This Lost Boy gets my vote as the ‘Designated Survivor’
I’m fresh off watching the pilot episode of ABC’s new drama Designated Survivor, and I have just one question: Since when did Keifer Sutherland become such a nerd? The glasses, the Cornell hoodie ... it doesn't work for our boy from the '80s. (I get it, though: Start him meek before he turns mighty...)
Truth be told, Keifer will always be a “Lost Boy” to me, talking us into eating maggots and thinking it’s rice - or vice versa. Such was the power of The Keifer. Sutherland appeared in a cool DOZEN movies in the ‘80s (along with a couple TV movies) but he’s always be “David” from 1987’s The Lost Boys.
So where does that leave us with Wednesday night’s pilot for Designated Survivor? It’s probably too early to tell, but so far I’m hooked enough to keep watching. Sutherland plays the affable but soon-to-be-fired Secretary of Housing and Urban Development who has been chosen to sit out the president’s state of the union address in a secure location.
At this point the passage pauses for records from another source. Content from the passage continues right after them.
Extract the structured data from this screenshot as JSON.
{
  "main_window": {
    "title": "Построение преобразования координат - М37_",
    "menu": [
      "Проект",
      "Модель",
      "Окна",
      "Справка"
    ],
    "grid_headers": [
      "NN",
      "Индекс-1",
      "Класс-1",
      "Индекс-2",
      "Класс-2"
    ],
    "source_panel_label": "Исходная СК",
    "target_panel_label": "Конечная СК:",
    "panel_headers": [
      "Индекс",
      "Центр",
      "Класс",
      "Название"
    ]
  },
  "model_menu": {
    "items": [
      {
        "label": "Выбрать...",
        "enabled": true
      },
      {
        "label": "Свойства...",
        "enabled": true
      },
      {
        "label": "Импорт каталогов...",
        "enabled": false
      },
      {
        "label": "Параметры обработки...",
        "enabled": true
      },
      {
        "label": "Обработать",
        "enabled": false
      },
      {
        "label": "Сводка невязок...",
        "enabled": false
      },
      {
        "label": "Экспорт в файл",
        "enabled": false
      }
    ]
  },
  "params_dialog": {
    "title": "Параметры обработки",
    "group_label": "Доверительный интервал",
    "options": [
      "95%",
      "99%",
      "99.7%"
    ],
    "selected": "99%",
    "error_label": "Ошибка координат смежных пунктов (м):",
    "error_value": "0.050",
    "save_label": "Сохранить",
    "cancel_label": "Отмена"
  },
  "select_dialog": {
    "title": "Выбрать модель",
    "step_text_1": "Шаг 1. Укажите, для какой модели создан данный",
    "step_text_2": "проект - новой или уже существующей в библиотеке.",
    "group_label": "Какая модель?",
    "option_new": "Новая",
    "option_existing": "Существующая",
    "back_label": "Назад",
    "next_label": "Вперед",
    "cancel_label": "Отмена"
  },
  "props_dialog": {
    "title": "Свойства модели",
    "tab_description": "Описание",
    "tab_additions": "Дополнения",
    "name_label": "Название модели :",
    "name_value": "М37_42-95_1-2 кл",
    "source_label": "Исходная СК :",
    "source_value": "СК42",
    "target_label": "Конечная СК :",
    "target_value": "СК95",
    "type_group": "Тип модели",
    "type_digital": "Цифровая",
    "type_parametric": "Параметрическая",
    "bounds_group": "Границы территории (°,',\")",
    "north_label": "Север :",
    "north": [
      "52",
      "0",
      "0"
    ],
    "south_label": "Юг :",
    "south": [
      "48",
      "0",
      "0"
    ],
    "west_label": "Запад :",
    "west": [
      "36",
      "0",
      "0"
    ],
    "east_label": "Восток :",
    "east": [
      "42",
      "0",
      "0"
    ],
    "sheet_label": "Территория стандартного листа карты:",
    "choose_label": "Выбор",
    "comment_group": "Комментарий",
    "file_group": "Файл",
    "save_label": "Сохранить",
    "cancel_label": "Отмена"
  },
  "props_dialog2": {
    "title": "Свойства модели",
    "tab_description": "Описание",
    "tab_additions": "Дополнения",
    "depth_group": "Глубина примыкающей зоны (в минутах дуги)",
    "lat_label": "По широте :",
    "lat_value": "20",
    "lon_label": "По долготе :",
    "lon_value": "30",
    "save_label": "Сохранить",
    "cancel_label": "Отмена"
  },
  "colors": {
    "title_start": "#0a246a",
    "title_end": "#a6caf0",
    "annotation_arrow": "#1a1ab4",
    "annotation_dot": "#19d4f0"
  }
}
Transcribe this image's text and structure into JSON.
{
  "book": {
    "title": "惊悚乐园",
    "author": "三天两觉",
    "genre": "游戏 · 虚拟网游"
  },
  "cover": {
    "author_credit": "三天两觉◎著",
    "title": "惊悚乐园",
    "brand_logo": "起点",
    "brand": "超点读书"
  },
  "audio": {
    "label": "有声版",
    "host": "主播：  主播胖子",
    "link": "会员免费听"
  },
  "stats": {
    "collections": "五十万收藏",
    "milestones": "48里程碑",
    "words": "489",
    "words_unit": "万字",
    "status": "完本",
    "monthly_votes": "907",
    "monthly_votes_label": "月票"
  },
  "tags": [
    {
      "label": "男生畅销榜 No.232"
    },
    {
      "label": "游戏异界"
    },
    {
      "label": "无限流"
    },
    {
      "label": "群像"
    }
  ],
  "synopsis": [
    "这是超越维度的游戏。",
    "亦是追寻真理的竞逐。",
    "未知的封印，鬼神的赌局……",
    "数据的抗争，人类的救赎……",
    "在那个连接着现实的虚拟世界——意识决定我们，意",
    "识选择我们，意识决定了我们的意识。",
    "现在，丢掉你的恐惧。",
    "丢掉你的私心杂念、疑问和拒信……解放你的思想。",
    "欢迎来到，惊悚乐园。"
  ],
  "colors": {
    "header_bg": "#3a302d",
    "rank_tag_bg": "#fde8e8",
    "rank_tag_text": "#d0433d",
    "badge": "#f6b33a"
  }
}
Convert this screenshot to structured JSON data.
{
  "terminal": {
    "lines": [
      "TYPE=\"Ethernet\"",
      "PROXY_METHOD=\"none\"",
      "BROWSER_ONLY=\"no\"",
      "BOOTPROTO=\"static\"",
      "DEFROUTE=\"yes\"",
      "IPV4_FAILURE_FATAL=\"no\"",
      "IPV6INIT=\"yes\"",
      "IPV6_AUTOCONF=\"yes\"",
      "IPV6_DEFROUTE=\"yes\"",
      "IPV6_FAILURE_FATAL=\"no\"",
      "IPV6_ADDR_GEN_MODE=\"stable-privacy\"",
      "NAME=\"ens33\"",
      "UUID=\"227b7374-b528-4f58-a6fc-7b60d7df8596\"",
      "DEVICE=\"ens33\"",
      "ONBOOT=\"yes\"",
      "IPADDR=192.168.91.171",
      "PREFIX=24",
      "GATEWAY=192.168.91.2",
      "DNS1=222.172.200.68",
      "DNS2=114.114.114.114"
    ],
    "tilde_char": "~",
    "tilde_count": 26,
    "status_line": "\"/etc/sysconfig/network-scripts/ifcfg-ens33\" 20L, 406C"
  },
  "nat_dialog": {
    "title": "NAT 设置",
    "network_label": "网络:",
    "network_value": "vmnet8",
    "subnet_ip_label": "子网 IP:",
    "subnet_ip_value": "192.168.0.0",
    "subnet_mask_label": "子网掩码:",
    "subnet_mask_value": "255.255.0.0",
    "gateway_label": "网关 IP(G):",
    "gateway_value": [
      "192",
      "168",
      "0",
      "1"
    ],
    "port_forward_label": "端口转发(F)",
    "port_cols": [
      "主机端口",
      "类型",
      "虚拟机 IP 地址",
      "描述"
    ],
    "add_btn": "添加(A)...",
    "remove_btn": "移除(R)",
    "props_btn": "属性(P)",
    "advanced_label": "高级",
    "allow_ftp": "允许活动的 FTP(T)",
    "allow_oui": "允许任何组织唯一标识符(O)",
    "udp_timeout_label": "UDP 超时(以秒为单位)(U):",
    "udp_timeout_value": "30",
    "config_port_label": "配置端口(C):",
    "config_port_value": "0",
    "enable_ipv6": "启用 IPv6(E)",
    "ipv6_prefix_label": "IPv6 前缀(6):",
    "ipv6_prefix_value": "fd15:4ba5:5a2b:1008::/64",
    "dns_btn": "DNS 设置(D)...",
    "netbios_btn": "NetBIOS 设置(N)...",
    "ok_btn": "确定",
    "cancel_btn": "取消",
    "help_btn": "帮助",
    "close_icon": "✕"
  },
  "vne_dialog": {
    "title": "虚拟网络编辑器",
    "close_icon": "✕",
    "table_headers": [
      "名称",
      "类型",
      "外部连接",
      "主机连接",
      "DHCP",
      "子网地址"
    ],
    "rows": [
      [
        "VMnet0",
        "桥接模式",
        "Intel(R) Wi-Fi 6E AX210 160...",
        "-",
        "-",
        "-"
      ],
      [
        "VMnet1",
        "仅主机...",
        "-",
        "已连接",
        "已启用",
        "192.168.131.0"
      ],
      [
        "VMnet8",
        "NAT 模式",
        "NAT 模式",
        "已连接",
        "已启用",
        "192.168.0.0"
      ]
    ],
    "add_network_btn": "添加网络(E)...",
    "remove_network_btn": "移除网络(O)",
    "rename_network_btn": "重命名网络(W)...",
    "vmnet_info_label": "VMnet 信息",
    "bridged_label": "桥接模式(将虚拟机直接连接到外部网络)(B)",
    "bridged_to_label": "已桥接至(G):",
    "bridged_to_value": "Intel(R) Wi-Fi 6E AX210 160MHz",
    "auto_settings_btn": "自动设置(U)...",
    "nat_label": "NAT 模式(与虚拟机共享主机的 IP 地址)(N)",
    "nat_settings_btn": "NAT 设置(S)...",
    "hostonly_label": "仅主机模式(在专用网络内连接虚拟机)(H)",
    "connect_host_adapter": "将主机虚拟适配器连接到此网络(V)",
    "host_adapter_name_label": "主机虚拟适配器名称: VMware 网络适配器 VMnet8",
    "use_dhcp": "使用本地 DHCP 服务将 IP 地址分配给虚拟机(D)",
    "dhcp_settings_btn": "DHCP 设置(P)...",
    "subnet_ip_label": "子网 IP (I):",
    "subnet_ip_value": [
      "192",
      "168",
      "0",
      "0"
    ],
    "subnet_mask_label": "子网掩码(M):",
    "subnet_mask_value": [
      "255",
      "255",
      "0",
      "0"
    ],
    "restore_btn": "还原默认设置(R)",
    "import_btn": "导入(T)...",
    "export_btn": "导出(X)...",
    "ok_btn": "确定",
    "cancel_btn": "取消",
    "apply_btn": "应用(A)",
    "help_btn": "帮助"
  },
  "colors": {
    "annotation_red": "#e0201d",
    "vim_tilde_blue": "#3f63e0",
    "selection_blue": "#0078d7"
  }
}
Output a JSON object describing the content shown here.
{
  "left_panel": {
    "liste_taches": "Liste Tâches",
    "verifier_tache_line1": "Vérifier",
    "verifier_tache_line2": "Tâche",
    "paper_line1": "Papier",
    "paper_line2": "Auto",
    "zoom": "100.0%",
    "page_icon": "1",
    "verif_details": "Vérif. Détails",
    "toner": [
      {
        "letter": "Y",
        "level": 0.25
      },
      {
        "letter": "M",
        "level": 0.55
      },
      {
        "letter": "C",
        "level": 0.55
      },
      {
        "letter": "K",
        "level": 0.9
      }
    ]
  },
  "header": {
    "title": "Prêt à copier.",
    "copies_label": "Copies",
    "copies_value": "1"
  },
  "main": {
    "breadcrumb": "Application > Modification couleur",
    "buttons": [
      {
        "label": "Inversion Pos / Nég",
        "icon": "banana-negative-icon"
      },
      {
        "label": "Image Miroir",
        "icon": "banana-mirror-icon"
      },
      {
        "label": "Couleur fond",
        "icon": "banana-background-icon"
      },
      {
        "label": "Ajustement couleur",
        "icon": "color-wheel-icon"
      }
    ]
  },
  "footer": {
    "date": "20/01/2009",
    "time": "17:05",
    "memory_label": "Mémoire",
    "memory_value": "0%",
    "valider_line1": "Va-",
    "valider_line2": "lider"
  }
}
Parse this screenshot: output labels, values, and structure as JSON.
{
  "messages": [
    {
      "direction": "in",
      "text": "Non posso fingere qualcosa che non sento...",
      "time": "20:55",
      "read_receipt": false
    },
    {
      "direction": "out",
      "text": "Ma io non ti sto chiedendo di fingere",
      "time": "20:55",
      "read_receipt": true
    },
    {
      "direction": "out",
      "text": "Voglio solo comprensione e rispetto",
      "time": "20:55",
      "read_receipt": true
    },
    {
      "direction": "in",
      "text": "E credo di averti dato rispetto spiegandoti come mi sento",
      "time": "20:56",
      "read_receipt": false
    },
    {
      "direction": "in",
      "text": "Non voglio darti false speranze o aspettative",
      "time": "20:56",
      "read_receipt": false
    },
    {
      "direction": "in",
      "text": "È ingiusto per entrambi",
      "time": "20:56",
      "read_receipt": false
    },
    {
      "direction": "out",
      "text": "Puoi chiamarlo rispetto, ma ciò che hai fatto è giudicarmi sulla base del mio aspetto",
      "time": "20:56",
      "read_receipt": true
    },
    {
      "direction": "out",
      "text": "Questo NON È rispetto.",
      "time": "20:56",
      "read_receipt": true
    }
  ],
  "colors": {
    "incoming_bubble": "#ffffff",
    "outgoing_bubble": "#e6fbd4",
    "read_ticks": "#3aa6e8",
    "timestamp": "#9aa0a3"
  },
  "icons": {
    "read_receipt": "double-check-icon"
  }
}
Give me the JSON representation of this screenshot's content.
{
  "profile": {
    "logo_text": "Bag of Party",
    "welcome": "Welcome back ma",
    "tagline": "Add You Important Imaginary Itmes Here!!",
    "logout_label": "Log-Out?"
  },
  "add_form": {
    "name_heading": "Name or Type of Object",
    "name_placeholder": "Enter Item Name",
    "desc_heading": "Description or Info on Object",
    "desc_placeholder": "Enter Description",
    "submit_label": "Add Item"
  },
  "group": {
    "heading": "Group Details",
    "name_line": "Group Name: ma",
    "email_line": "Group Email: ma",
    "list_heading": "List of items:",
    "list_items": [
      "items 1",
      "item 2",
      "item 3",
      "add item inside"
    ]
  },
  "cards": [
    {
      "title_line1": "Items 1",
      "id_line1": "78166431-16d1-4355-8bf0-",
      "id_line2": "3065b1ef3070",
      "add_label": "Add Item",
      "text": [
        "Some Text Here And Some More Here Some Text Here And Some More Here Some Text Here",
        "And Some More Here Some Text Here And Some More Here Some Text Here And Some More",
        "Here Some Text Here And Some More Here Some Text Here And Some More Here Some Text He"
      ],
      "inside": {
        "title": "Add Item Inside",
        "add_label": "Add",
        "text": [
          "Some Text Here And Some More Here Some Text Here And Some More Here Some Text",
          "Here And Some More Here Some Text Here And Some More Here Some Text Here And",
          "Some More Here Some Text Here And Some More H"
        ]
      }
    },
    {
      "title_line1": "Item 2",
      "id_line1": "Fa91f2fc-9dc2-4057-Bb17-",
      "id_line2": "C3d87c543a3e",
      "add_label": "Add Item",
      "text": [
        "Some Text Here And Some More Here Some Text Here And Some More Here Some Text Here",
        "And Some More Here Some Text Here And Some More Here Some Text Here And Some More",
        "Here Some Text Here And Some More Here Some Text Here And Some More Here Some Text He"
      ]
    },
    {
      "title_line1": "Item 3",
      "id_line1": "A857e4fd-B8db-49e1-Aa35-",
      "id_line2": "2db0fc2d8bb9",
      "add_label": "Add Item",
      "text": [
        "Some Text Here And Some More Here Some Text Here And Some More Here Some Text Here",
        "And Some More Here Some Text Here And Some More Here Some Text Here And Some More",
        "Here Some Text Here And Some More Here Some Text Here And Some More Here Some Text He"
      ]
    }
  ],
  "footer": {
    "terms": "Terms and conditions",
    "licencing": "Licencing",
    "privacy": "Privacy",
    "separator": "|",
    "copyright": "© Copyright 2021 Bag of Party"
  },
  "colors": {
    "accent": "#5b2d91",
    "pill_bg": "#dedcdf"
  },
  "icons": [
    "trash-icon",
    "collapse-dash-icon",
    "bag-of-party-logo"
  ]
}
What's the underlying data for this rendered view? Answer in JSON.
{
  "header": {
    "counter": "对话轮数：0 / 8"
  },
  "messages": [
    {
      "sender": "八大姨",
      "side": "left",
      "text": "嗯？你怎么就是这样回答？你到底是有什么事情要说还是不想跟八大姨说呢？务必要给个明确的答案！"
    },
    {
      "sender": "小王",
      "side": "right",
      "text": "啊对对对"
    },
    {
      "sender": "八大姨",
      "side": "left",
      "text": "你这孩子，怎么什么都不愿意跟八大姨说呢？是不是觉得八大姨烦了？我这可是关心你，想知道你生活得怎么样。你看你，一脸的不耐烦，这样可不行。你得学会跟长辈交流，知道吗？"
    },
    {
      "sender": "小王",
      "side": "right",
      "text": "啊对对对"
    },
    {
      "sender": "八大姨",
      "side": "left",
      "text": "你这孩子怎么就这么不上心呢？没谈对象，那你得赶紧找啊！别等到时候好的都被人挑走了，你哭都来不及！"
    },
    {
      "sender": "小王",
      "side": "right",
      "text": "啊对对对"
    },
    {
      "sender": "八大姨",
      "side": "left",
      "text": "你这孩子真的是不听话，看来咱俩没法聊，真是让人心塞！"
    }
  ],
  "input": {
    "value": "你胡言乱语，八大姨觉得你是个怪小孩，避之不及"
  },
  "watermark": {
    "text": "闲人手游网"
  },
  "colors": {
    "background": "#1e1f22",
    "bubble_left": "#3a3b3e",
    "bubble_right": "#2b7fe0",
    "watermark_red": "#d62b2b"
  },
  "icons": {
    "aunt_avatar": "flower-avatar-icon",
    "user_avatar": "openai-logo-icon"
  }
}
Well, if you've seen the trailers, you pretty much know what happens from there. If only Keifer had watched all those episodes of The West Wing, he’d know exactly what to do. (”First thing always is national security. Get your commanders together. Appoint Joint Chiefs, appoint a chairman. Take us to Defcon 4. Have the governors send emergency delegates to Washington. The assistant Attorney General is going to be the Acting A.G. If he tells you he wants to bring out the National Guard, do what he tells you.” And then of course, appoint your best friend to chief of staff.)
Anyway, back to Designated Survivor. This show will probably have legs assuming a few things:
1. Keifer should start wearing a leather jacket and buy a motorcycle. No, I’m kidding … or am I?
2. The story needs to move a long a little more each episode and we need good side stories. Where's my Josh, Toby and Donna?
3. Appoint Ben Kingsley to be the vice president!
4. No wait. Appoint Jason Patric to be vice president!
5. Whatever you do, Mr. President, don’t invite Corey Feldman to play the East Room.
I’ll give Designated Survivor its due for now. It’s what we ‘80s bloggers do when one of our idols gets a righteous gig.